Durante las últimas semanas, Neiva se ha convertido en el escenario de foros, conversatorios y ferias que han puesto sobre la mesa una pregunta esencial ¿Qué ciudad queremos construir?
No ha sido un debate menor. Desde la academia, la Cámara de Comercio, gremios como Camacol y empresarios como Felipe Olave y Santiago Vanegas, se ha intentado mirar más allá del presente y proponer una visión de futuro. Pero hay un punto en el que todos coinciden, sin ordenamiento territorial, no hay desarrollo posible.
En Neiva, cada vez que un desarrollador urbano intenta materializar una iniciativa que genere progreso, se estrella contra un muro de normas contradictorias y vacíos regulatorios. No se trata de un problema coyuntural; son más de treinta años en los que las buenas ideas se desvanecen y la ciudad pierde oportunidades frente a territorios que sí propician crecimiento.
Por supuesto, nadie desconoce que todo proyecto debe cumplir con la Constitución y la normativa vigente. Pero cuando las reglas del juego no reflejan la dinámica real del territorio, el resultado es siempre el mismo, la inversión se va, y las posibilidades de progreso también se van.
En este contexto, el desarrollador urbano Santiago Vanegas -reconocido por sus proyectos en Estados Unidos, Neiva y Rivera- retomó ideas que se han mencionado durante décadas pero nunca se han materializado. Entre ellas, trasladar el aeropuerto a una zona externa capaz de convertirse en un polo industrial y de servicios, mientras el terreno actual se transforma en un gran parque urbano y pulmón verde a la altura de las ciudades modernas. También revivió propuestas urbanísticas sobre las márgenes del río Las Ceibas y el río del Oro.
En paralelo, el empresario Felipe Olave, quien ha apostado de manera decidida por Neiva y hoy lidera también importantes desarrollos urbanísticos en España y Cartagena, presentó recientemente el proyecto “Mirador del Magdalena”, un macrodesarrollo que promete generar empleo, atraer inversión y dinamizar la economía local. A esta iniciativa se suma su propuesta de un nuevo estadio de fútbol para nuestra ciudad.

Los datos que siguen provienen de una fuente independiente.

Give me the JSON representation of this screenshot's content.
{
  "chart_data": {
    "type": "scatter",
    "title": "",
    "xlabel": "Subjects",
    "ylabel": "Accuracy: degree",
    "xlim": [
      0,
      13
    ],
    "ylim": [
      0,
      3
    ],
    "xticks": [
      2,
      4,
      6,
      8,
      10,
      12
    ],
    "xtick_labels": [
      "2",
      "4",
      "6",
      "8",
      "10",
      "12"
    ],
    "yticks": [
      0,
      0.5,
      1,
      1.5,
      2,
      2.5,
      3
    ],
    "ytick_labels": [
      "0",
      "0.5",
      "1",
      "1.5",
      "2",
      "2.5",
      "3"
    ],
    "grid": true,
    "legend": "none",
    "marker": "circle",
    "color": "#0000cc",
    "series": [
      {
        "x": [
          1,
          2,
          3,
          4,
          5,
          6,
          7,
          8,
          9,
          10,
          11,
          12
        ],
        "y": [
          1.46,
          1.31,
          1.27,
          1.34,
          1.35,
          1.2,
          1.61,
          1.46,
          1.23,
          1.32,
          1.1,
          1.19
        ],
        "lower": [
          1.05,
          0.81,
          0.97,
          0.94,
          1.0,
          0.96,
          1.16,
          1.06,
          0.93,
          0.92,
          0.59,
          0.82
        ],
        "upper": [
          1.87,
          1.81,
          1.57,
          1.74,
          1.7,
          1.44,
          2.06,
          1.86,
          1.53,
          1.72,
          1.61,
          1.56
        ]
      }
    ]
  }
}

Neiva no puede aspirar a ser moderna ni competitiva mientras siga construyéndose sobre la improvisación. Por eso, la formulación del nuevo POT que adelantará la administración municipal debe ser abierta, transparente y no puede estar al servicio de intereses políticos ni particulares.
La generación que hoy habita Neiva no pide privilegios; pide que la ciudad deje de ser una promesa incumplida. Pide que el desarrollo deje de ser un discurso y se convierta en realidad. Pide que los niños y jóvenes hereden una ciudad construida con grandeza y no con resignación.